Liberals are supposed to believe that the freedom to dissent is an essential part of a functioning democracy. More points of view lead to a better grasp of complex problems. Liberals believe that the price of that freedom is the tolerance of ideas we may find self-evidently wrong, or even odious.

Some of us viscerally remember when American liberalism was defined by the American Civil Liberties Union’s courageous defense of Nazis marching in Skokie, Ill. Real liberalism says you can’t discredit an argument without recognizing its right to be heard.

Richard Morrison reviews Carlos Ball’s The Queering of Corporate America: How Big Business Went From LGBTQ Adversary to Ally.

Holman Jenkins is rightly critical of Joe Biden’s climate “plan.” Here’s Jenkins’s opening paragraph:

A Joe Biden presidency would guarantee one thing. We might be finished with Donald Trump, but we’ll still have the problem that gave us Mr. Trump. I’ll borrow a term from an analyst of the European Union: sophisticated state failure.

James Bovard is not fooled by sham bailout stats; he sees the lockdown’s tyranny.
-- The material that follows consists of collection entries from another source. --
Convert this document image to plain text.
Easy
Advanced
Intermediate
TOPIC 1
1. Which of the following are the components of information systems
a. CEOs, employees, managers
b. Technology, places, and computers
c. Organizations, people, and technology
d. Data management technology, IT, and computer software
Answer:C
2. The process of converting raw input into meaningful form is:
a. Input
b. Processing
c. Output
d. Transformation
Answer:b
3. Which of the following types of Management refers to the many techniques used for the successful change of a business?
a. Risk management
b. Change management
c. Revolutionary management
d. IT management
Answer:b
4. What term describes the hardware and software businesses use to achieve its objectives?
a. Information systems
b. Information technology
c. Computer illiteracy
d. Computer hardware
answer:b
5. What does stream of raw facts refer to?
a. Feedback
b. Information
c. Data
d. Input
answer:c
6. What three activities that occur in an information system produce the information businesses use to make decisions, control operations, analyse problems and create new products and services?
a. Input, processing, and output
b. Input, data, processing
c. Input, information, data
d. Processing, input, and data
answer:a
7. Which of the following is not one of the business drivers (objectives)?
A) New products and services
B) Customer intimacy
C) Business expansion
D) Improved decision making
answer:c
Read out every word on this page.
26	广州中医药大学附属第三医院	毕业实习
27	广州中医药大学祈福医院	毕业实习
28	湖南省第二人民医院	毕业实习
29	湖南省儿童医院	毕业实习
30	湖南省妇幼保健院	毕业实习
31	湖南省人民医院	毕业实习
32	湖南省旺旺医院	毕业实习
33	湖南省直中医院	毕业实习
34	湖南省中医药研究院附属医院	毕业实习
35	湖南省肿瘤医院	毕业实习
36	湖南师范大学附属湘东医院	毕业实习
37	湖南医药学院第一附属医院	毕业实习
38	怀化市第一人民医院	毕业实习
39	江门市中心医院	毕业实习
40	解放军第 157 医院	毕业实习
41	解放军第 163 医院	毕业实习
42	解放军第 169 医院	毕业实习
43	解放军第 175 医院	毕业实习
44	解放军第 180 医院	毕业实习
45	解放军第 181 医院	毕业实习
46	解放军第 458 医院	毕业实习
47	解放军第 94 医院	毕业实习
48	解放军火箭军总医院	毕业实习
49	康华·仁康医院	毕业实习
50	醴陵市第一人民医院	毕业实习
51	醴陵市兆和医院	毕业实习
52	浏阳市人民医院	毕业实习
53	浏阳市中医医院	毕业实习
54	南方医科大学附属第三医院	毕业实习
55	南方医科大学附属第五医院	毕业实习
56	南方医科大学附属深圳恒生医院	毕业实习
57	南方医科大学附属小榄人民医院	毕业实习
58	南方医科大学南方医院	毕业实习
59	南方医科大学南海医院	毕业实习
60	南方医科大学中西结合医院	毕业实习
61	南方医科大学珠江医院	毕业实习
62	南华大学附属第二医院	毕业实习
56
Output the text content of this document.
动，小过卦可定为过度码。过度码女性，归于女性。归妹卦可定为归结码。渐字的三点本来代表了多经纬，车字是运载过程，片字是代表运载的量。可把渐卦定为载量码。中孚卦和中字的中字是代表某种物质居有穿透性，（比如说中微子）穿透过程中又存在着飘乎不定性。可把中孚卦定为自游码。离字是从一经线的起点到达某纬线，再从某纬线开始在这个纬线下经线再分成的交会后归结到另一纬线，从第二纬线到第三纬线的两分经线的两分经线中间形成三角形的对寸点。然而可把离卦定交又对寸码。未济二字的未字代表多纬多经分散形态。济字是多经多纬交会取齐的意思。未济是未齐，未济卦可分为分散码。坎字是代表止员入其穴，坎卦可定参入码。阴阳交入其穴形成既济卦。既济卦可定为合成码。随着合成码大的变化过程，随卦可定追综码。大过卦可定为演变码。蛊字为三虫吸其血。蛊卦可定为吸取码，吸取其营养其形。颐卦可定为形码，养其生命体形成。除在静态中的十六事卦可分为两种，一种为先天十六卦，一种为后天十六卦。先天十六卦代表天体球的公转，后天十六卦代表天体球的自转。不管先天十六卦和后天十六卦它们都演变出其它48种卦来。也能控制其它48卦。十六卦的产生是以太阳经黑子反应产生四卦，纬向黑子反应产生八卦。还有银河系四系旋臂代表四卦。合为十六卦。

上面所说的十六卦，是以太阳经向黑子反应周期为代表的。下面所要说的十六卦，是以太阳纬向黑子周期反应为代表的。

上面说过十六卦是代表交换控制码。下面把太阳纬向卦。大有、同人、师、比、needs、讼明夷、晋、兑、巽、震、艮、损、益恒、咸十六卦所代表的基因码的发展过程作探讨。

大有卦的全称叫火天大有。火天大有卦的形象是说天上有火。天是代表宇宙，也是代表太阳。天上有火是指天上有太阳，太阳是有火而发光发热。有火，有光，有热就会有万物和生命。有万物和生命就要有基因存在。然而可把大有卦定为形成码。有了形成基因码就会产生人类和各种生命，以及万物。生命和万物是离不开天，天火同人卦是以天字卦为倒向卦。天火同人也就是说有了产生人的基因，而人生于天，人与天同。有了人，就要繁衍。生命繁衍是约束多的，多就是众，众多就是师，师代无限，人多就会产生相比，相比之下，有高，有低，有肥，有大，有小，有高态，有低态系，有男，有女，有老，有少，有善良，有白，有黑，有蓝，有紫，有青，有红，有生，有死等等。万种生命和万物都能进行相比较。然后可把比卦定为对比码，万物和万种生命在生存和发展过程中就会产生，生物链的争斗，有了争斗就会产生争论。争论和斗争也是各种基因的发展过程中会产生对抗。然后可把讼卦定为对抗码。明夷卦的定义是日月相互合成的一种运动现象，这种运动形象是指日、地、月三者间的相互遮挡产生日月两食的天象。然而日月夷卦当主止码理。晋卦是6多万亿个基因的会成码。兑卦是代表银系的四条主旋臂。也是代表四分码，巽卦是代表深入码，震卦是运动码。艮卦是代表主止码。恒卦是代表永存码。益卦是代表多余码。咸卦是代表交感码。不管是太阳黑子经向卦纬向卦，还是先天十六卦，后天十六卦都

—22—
A slice:

But the Trump team’s data is farcically inaccurate. Last month, the Small Business Administration, which administers the PPP, told the Associated Press that it was “too consumed by the urgent effort of helping small businesses through the economic downturn to provide” data on where the loans went. But the SBA has now specified how many jobs were retained for each PPP loan. While Congress slumbers, the Washington Post speedily crunched the numbers.

PPP loans – a.k.a. “Magic Beans” – are so effective that they saved more jobs than the total number of employees in at least 15 industries. Landscape architecture firms “retained 114,000 jobs — more than three times the number of people who worked in that sector in 2019,” the Post reported. The SBA also claimed that the PPP loans “preserved tens of thousands more jobs than are known to exist in other industry sectors,” including specialty food stores, cattle ranching, performing arts companies, corn and wheat farming, and fishing.

Logan Kolas identifies five problems with Joe Biden’s supply-chain “plan.” A slice:

  1. 1. A President Joe Biden does not need to “rebuild manufacturing in the U.S.”

The myth that never dies. Worse, it continues to buttress poorly conceived campaign proposals such as Biden’s new supply chain plan. The United States manufacturing sector is not dead. Just last year, before being devasted by the pandemic, U.S. manufacturing output set a record high. And the sector once again proved itself an attractive destination for investment in 2018 when FDI stock in American manufacturing rose by 10% to $1.77 trillion. Decline in American manufacturing employment, however, has long been a story of American progress, as the sector has stayed competitive by learning how to do more with less. Using the decline in employment to tell a story of sectoral decline, not progress, is a mistake – and it’s a mistake that permeates the rest of the proposal.

Here’s David Henderson on Walter Block’s defense of his – Walter’s – academic freedom.

Gene Healy dives into the power of the U.S. president to pardon.